Agora soubemos que a PGR determinou não só a devolução dos anexos da delação de Léo Pinheiro, como também ordenaram que as cópias utilizadas pelos procuradores fossem destruídas. Mas há um detalhe importante: não é só Toffoli que é citado ali. Quem também aparece ali é o ex-presidente Lula e as negociatas da OAS e BNDES no Brasil, África e América Latina. É mesmo o caso de desistir da delação? Ao que parece, isso é o mesmo que jogar a criança fora junto com a água suja. Pode até parecer que o vazamento com o nome de Toffoli não passe de uma estratégia para jogar no lixo a delação bomba de Léo Pinheiro. Até porque não faz sentido punir o executivo da OAS pelo vazamento, a menos que a PGR tenha provas de que ele ou sua defesa tenham vazado a delação. E não há prova alguma disso.

O cenário é desolador. Dos dois lados encontramos pessoas públicas utilizando as disposições de seus cargos para interesses mesquinhos. Dos dois lados indivíduos se lançam em uma guerra que nada tem a ver com os interesses do país, esquecendo que a função de seus cargos supostamente é garantir o império da lei.

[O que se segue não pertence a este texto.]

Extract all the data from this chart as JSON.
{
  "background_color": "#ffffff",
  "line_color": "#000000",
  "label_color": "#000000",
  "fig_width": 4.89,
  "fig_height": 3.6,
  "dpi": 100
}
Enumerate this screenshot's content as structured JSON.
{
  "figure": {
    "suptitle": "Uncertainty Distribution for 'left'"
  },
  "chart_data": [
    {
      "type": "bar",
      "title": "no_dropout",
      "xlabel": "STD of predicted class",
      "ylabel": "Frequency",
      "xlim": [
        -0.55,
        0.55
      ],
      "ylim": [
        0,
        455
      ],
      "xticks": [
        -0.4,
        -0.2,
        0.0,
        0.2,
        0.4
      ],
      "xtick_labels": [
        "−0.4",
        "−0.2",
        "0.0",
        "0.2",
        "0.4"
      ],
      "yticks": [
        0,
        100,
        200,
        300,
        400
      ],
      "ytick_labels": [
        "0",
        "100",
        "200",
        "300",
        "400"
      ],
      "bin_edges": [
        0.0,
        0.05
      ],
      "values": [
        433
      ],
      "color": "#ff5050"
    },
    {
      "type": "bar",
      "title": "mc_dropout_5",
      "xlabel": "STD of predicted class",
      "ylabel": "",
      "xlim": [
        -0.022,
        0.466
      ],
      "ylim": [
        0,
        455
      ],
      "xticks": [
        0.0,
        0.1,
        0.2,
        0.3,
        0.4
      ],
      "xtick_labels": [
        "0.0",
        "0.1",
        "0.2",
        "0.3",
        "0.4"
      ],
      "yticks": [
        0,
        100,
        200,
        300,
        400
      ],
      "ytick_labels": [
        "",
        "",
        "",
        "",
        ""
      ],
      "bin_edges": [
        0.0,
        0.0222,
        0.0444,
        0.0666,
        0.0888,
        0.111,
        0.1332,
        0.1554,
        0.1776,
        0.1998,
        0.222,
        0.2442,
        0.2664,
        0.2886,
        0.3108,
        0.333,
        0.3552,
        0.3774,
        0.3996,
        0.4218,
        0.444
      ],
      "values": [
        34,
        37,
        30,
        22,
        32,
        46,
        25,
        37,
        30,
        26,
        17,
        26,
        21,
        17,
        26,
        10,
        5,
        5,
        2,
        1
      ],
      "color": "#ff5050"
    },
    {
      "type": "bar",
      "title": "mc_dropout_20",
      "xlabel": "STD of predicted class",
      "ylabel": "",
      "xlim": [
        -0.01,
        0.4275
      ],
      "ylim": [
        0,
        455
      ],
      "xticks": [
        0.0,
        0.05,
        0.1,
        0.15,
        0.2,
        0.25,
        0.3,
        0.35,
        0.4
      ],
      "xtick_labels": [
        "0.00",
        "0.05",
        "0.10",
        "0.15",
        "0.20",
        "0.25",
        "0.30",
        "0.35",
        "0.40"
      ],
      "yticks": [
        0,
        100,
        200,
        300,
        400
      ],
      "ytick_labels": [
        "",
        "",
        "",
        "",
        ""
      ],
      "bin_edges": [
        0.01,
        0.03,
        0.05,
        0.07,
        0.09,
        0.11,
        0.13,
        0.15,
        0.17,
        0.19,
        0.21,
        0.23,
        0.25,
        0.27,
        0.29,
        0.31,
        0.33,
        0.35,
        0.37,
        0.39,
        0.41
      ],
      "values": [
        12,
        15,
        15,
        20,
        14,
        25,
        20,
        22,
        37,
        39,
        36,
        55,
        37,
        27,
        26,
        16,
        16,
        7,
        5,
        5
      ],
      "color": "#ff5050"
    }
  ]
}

Recentemente tivemos um aumento para os membros do Judiciário, que deve elevar também os salários . Em ano de crise. E eles nem ao menos retribuem ao garantir que o país tenha um clima de normalidade institucional. Nossa realidade é a mesma da obra “Survival of the Fattest”, do escultor dinamarquês Jens Galshiot. Sobre nossas costas cansadas, carregamos burocratas paquidérmicos que se vem como semideuses. O pior é que é justamente nossa fraqueza que alimenta a mediocridade desta gente.